Garcia earlier pointed out that the Comelec’s deadline violated the Omnibus Election Code, which states that rulings can only be implemented after 30 days.
‘Just and compassionate’
Poe hailed the decision and thanked the SC for its “just and compassionate decision.”
“I thank the Supreme Court for a just and compassionate decision. From the start, I put my full faith in the judicial process. The Comelec denied our people their choices in an open election but I am confident that the Supreme Court will uphold the truth and the spirit of the Constitution,” Poe said.
She is asking for fair consideration of the facts.
“We are confident the SC will honor previous jurisprudence on the rights of foundlings to a country and citizenship. I also pray that they will carefully look into the facts of my residence and my actual physical presence in the country,” Poe said.
Tatad earlier asked the Comelec to enforce the decision of its First Division to cancel Poe’s certificate of candidacy for President.
He also asked the poll body to drop Poe from the official list of candidates for the 2016 polls for allegedly committing “material misrepresentation” when she claimed in her COC that she is a natural-born Filipino citizen and has resided in the Philippines for at least 10 years.
In a four-page petition he filed Monday, Tatad said based on the Comelec Rules of Procedure, a decision such as the one released by the Comelec en banc last Wednesday becomes final and executory after five days.
“If at the close of office hours today no Temporary Restraining Order or similar writs of
restraint is issued by the Supreme Court upon application of the respondent, by virtue of the aforementioned rule, the decision or resolution of the commission en banc shall become final and executory the following day [December 29, 2015],” the motion read.

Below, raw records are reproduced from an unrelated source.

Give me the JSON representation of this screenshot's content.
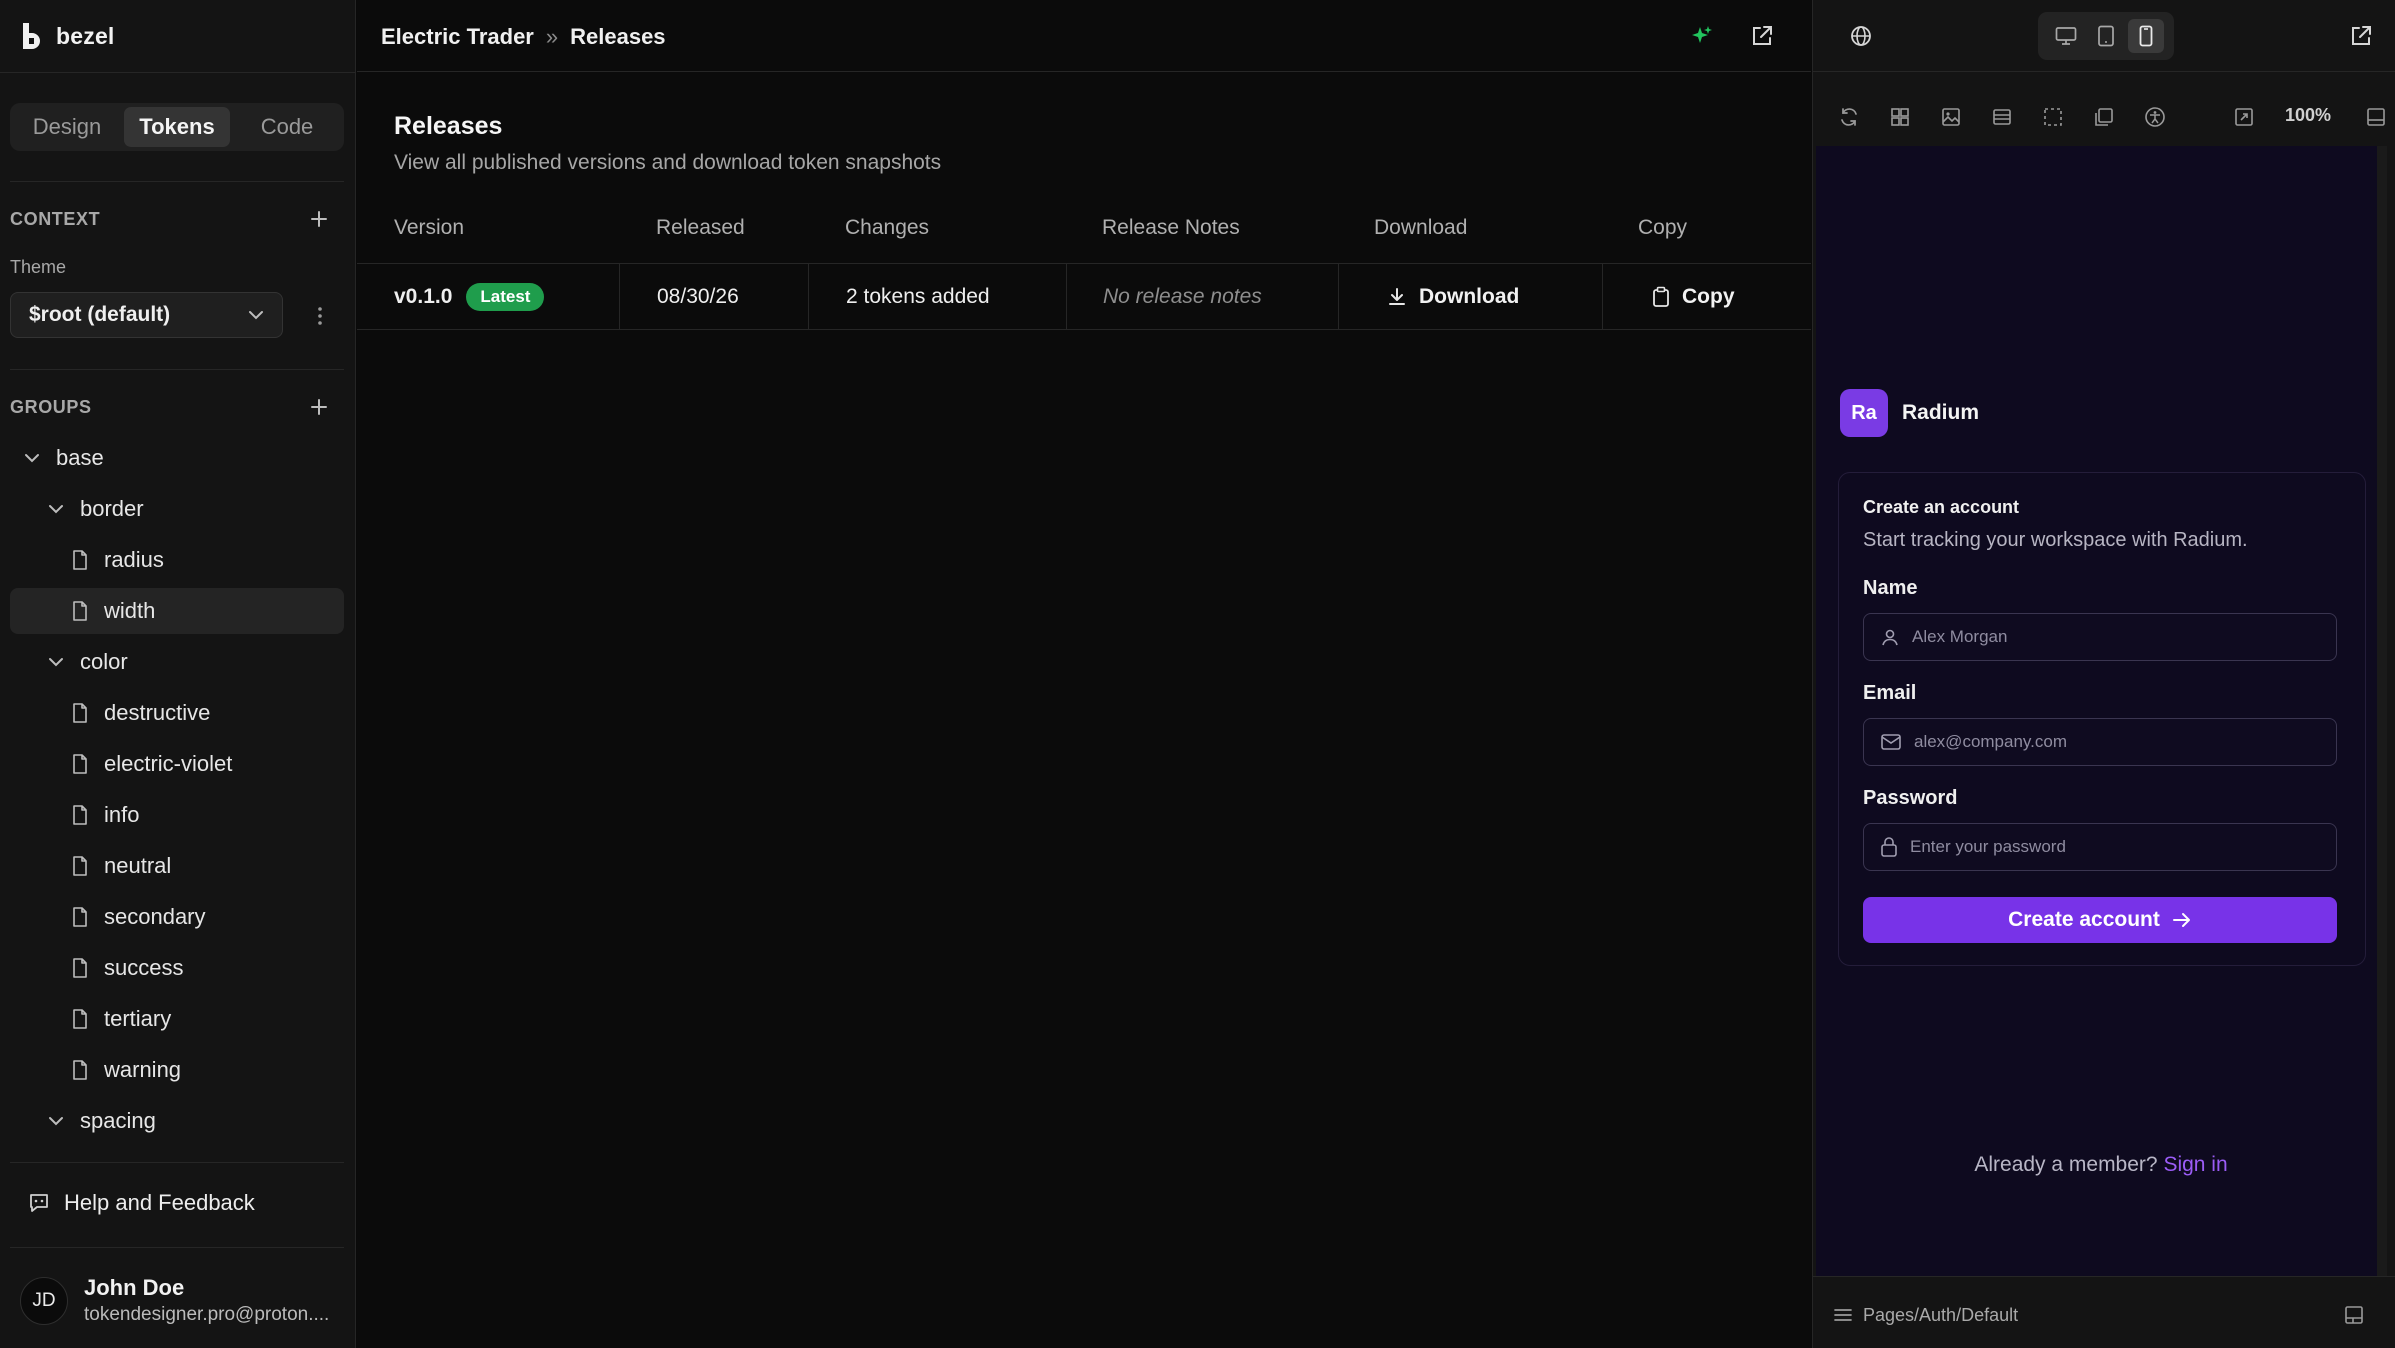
{
  "app": {
    "brand": "bezel"
  },
  "sidebar": {
    "tabs": [
      {
        "label": "Design",
        "active": false
      },
      {
        "label": "Tokens",
        "active": true
      },
      {
        "label": "Code",
        "active": false
      }
    ],
    "context_label": "CONTEXT",
    "theme_label": "Theme",
    "theme_value": "$root (default)",
    "groups_label": "GROUPS",
    "tree": {
      "base": "base",
      "border": "border",
      "radius": "radius",
      "width": "width",
      "color": "color",
      "destructive": "destructive",
      "electric_violet": "electric-violet",
      "info": "info",
      "neutral": "neutral",
      "secondary": "secondary",
      "success": "success",
      "tertiary": "tertiary",
      "warning": "warning",
      "spacing": "spacing"
    },
    "help_label": "Help and Feedback",
    "user": {
      "initials": "JD",
      "name": "John Doe",
      "email": "tokendesigner.pro@proton...."
    }
  },
  "header": {
    "breadcrumb": [
      "Electric Trader",
      "Releases"
    ],
    "separator": "»"
  },
  "releases": {
    "title": "Releases",
    "subtitle": "View all published versions and download token snapshots",
    "columns": {
      "version": "Version",
      "released": "Released",
      "changes": "Changes",
      "notes": "Release Notes",
      "download": "Download",
      "copy": "Copy"
    },
    "rows": [
      {
        "version": "v0.1.0",
        "badge": "Latest",
        "released": "08/30/26",
        "changes": "2 tokens added",
        "notes": "No release notes",
        "download": "Download",
        "copy": "Copy"
      }
    ]
  },
  "preview": {
    "zoom": "100%",
    "brand_initials": "Ra",
    "brand_name": "Radium",
    "card_title": "Create an account",
    "card_subtitle": "Start tracking your workspace with Radium.",
    "name_label": "Name",
    "name_placeholder": "Alex Morgan",
    "email_label": "Email",
    "email_placeholder": "alex@company.com",
    "password_label": "Password",
    "password_placeholder": "Enter your password",
    "submit_label": "Create account",
    "member_text": "Already a member?",
    "signin_label": "Sign in",
    "path": "Pages/Auth/Default"
  },
  "colors": {
    "accent": "#7833e8",
    "badge_green": "#1f9d4c",
    "link": "#9b5cf6",
    "sparkle": "#22c55e"
  }
}
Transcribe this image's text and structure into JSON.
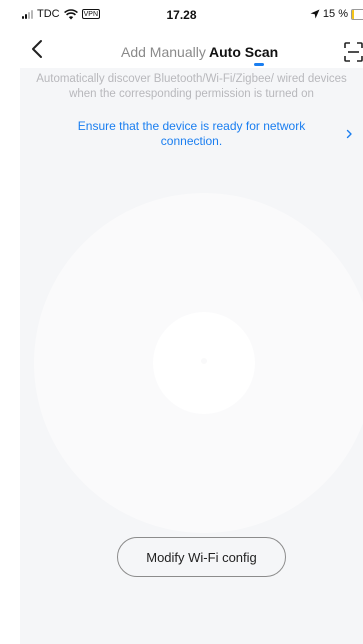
{
  "status_bar": {
    "carrier": "TDC",
    "vpn": "VPN",
    "time": "17.28",
    "battery": "15 %",
    "battery_level": 0.15,
    "battery_color": "#f5c518"
  },
  "nav": {
    "back_icon": "chevron-left-icon",
    "tabs": [
      {
        "label": "Add Manually",
        "active": false
      },
      {
        "label": "Auto Scan",
        "active": true
      }
    ],
    "scan_icon": "qr-scan-icon"
  },
  "main": {
    "description": "Automatically discover Bluetooth/Wi-Fi/Zigbee/ wired devices when the corresponding permission is turned on",
    "ready_link": "Ensure that the device is ready for network connection.",
    "modify_button": "Modify Wi-Fi config"
  },
  "colors": {
    "accent": "#1a7ef0",
    "muted_text": "#b8b8bc",
    "panel_background": "#f5f6f8"
  }
}
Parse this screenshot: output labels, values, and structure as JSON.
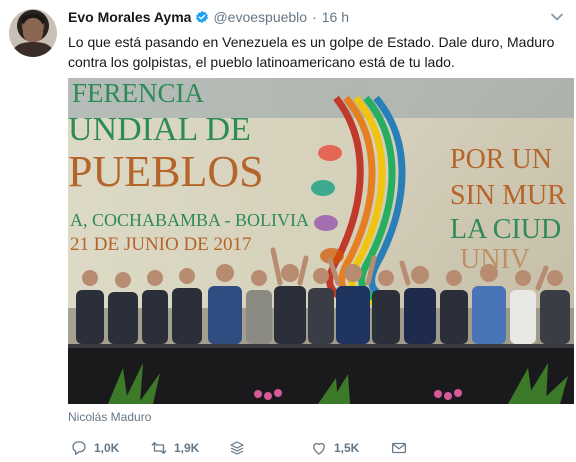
{
  "tweet": {
    "author_name": "Evo Morales Ayma",
    "handle": "@evoespueblo",
    "separator": "·",
    "time": "16 h",
    "text": "Lo que está pasando en Venezuela es un golpe de Estado. Dale duro, Maduro contra los golpistas, el pueblo latinoamericano está de tu lado."
  },
  "media": {
    "banner_lines": [
      "FERENCIA",
      "UNDIAL DE",
      "PUEBLOS"
    ],
    "banner_place": "A, COCHABAMBA - BOLIVIA",
    "banner_date": "21 DE JUNIO DE 2017",
    "right_lines": [
      "POR UN",
      "SIN MUR",
      "LA CIUD",
      "UNIV"
    ],
    "caption": "Nicolás Maduro"
  },
  "actions": {
    "replies": "1,0K",
    "retweets": "1,9K",
    "likes": "1,5K"
  },
  "icons": {
    "verified": "verified-badge-icon",
    "more": "chevron-down-icon",
    "reply": "reply-icon",
    "retweet": "retweet-icon",
    "stack": "stack-icon",
    "like": "heart-icon",
    "dm": "envelope-icon"
  },
  "colors": {
    "verified_blue": "#1da1f2",
    "muted": "#657786",
    "text": "#14171a"
  }
}
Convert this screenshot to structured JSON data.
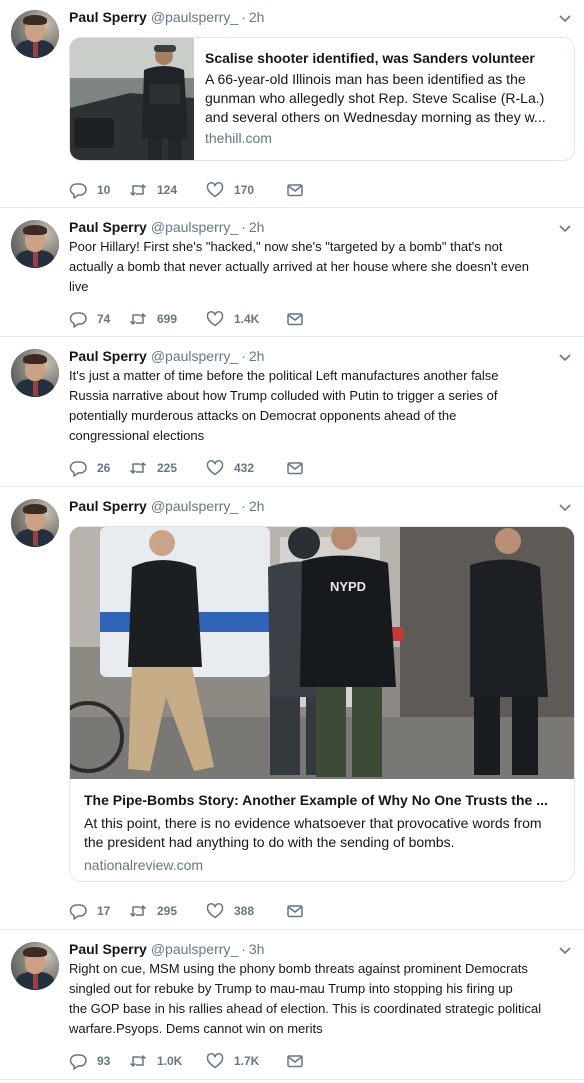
{
  "colors": {
    "text_primary": "#14171a",
    "text_secondary": "#657786",
    "border": "#e6ecf0",
    "card_border": "#e1e8ed"
  },
  "tweets": [
    {
      "author_name": "Paul Sperry",
      "handle": "@paulsperry_",
      "separator": "·",
      "time": "2h",
      "text_lines": [],
      "card": {
        "title": "Scalise shooter identified, was Sanders volunteer",
        "description_lines": [
          "A 66-year-old Illinois man has been identified as the",
          "gunman who allegedly shot Rep. Steve Scalise (R-La.)",
          "and several others on Wednesday morning as they w..."
        ],
        "domain": "thehill.com"
      },
      "replies": "10",
      "retweets": "124",
      "likes": "170"
    },
    {
      "author_name": "Paul Sperry",
      "handle": "@paulsperry_",
      "separator": "·",
      "time": "2h",
      "text_lines": [
        "Poor Hillary! First she's \"hacked,\" now she's \"targeted by a bomb\" that's not",
        "actually a bomb that never actually arrived at her house where she doesn't even",
        "live"
      ],
      "replies": "74",
      "retweets": "699",
      "likes": "1.4K"
    },
    {
      "author_name": "Paul Sperry",
      "handle": "@paulsperry_",
      "separator": "·",
      "time": "2h",
      "text_lines": [
        "It's just a matter of time before the political Left manufactures another false",
        "Russia narrative about how Trump colluded with Putin to trigger a series of",
        "potentially murderous attacks on Democrat opponents ahead of the",
        "congressional elections"
      ],
      "replies": "26",
      "retweets": "225",
      "likes": "432"
    },
    {
      "author_name": "Paul Sperry",
      "handle": "@paulsperry_",
      "separator": "·",
      "time": "2h",
      "text_lines": [],
      "card": {
        "image_text": "NYPD",
        "title": "The Pipe-Bombs Story: Another Example of Why No One Trusts the ...",
        "description_lines": [
          "At this point, there is no evidence whatsoever that provocative words from",
          "the president had anything to do with the sending of bombs."
        ],
        "domain": "nationalreview.com"
      },
      "replies": "17",
      "retweets": "295",
      "likes": "388"
    },
    {
      "author_name": "Paul Sperry",
      "handle": "@paulsperry_",
      "separator": "·",
      "time": "3h",
      "text_lines": [
        "Right on cue, MSM using the phony bomb threats against prominent Democrats",
        "singled out for rebuke by Trump to mau-mau Trump into stopping his firing up",
        "the GOP base in his rallies ahead of election. This is coordinated strategic political",
        "warfare.Psyops. Dems cannot win on merits"
      ],
      "replies": "93",
      "retweets": "1.0K",
      "likes": "1.7K"
    }
  ],
  "icons": {
    "reply": "reply-icon",
    "retweet": "retweet-icon",
    "like": "heart-icon",
    "dm": "envelope-icon",
    "caret": "chevron-down-icon"
  }
}
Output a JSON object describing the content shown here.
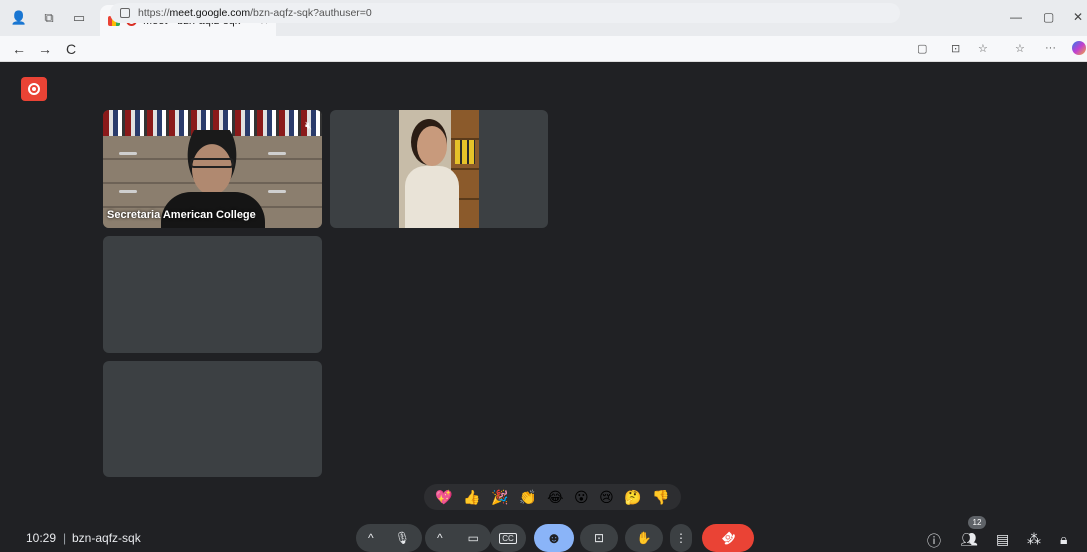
{
  "browser": {
    "tab_title": "Meet - bzn-aqfz-sqk",
    "tab_close": "×",
    "new_tab": "+",
    "url_prefix": "https://",
    "url_host": "meet.google.com",
    "url_path": "/bzn-aqfz-sqk?authuser=0",
    "minimize": "—",
    "maximize": "▢",
    "close": "✕",
    "back": "←",
    "forward": "→",
    "reload": "C",
    "menu": "···"
  },
  "meeting": {
    "time": "10:29",
    "separator": "|",
    "code": "bzn-aqfz-sqk",
    "participants_count": "12"
  },
  "participants": [
    {
      "name": "Secretaria American College",
      "muted": true
    },
    {
      "name": "",
      "muted": false
    }
  ],
  "reactions": [
    "💖",
    "👍",
    "🎉",
    "👏",
    "😂",
    "😮",
    "😢",
    "🤔",
    "👎"
  ],
  "controls": {
    "caret": "^",
    "mic": "🎙",
    "camera": "▭",
    "captions": "CC",
    "emoji": "☻",
    "present": "⊡",
    "raise_hand": "✋",
    "more": "⋮",
    "end_call": "☎"
  },
  "colors": {
    "end_call": "#ea4335",
    "active_control": "#8ab4f8",
    "recording": "#ea4335"
  }
}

It said, “That being said, the enforcement of the decision or resolution of the commission’s First Division canceling the [COC] for President of the respondent becomes a matter of course.”
The Supreme Court’s move allowing Poe to run as President—at least for now—shows her case is winnable, lawmakers said.
Sherwin Gatchalian of Valenzuela City (Metro Manila), Roman Romulo of Pasig City (Metro Manila)and Ashley Acedillo of Magdalo party-list expressed such confidence after the High Court issued the TROs on the two Comelec decisions that disqualified Poe from joining the 2016 presidential derby for her not being natural-born and lack of 10-year Philippine residency—both constitutional requirements for a presidential candidate.
Magdalo is supporting Poe’s 2016 bid but not that of Poe’s running mate, Sen. Francis Escudero.
It is fielding a vice presidential candidate from one of its ranks: Sen. Antonio Trillanes 4th.